Cerpen Lailinda Nur Jannah

Mereka datang. Mereka datang dengan tidak membawa dosa tetapi membawa koreng. Bersamaan dengan gumpal darah merah gerhana, milikku. Mereka mengencingi kepalanya hingga tak sia-sia, ia pun menangis, mirip sekali dengan sesembung. Aku pun berteriak seperti orang kesetanan. Tidak bisa berlari, tidak juga berjalan atau berhenti terdiam. Semua memantraiku seperti orang kerasukan binatang sekarat. Kuputuskan menyerang mereka agar tidak melukai bagian lehernya. Tetapi terlambat juga, mereka mulai menampar punggungnya, dan aku tidak bisa melukai mereka seperti aku melukai mereka ketika mereka lapar dan berbau bangkai lelabi dan sembodo.
“Berapa usianya?”
“Dua hari.”
“Aku sudah tua, sudah tak bisa menangkap baik petunjuk mereka,” kata dukun warga itu.
“Aku bukan kalian, atau bercita-cita memiliki budak kecil yang seperti kalian, aku ingin mati dengan budak kecilku.”
“Kami ini orang desa yang baik, tidak bisa kamu melawan roh-roh itu. Mereka akan meminta budak kecil ini.”
Tujuh hariku bergantung pada semendo, suamiku tidak juga datang. Tidak juga membawa kabar. Sedang gumpal darah itu semakin bernyawa meski dengan koreng, kutukan mereka.

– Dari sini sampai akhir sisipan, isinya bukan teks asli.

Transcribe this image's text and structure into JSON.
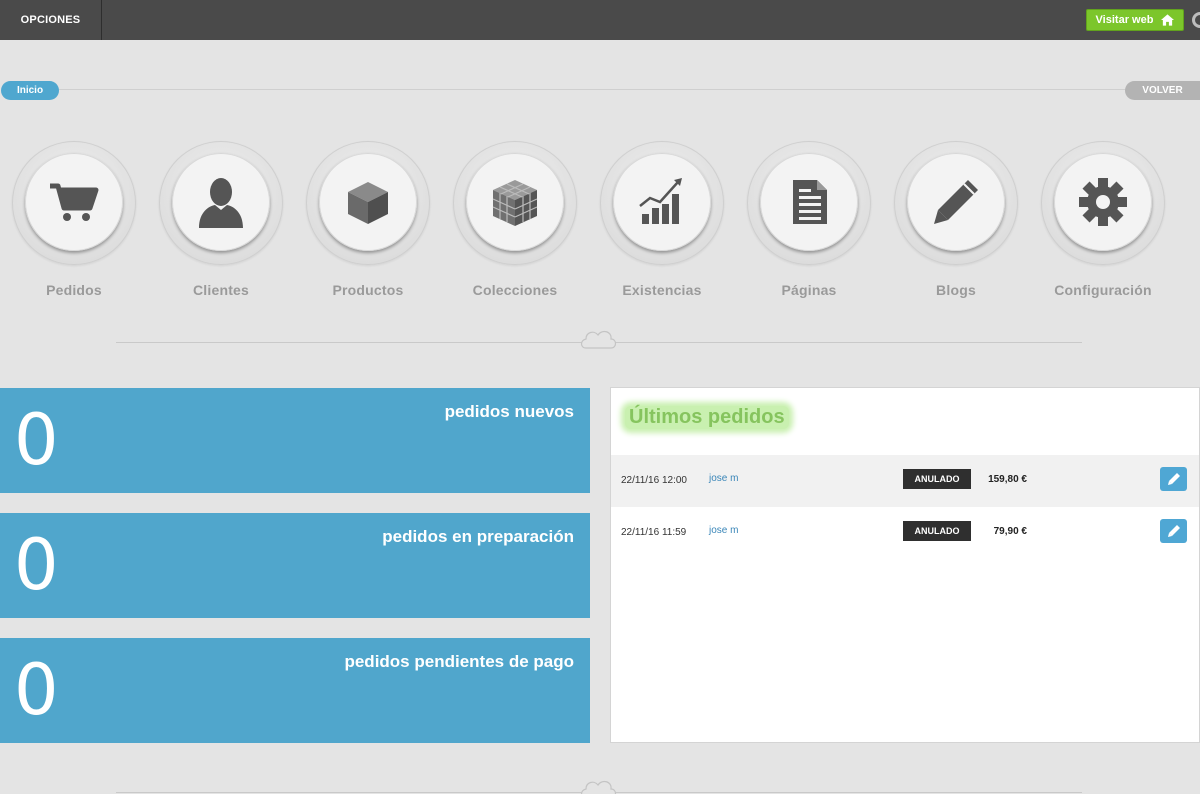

Sungguh amat kusesali. Atas pernikahanku sepuluh bulan yang lalu. Andai saja waktu itu aku tak melawan ibuku dan memaksakan diri pergi ke daerah Sungai Pangelaworon, daerah milik Makekal Hilir, Jambi, aku tidak akan bertemu dengan suamiku. Aku terjebak, aku terpaksa memilih ke Jambi karena malu, tak kunjung kerja. Akhirnya aku mengikuti jejak abangku yang berasal dari Padang. Namun semuanya sirna ketika abang mati tertancap senjata milik orang-orang aneh itu. Aku dibawanya dengan tersiksa. Tidak kubayangkan juga jika orang tuaku di rumah tahu tentangku saat itu.
Tentang orang tuaku, mereka tinggal di desa penuh lontar bernama Banjarsari, Gresik. Berpijak dibawah panasnya tari-tari manis. Bertengger di atas tanah coklat matang asap pabrik. Nyaman dibuat oleh orang tuaku dan kedua adikku tetapi usik juga ternyata dibuat oleh tetanggaku.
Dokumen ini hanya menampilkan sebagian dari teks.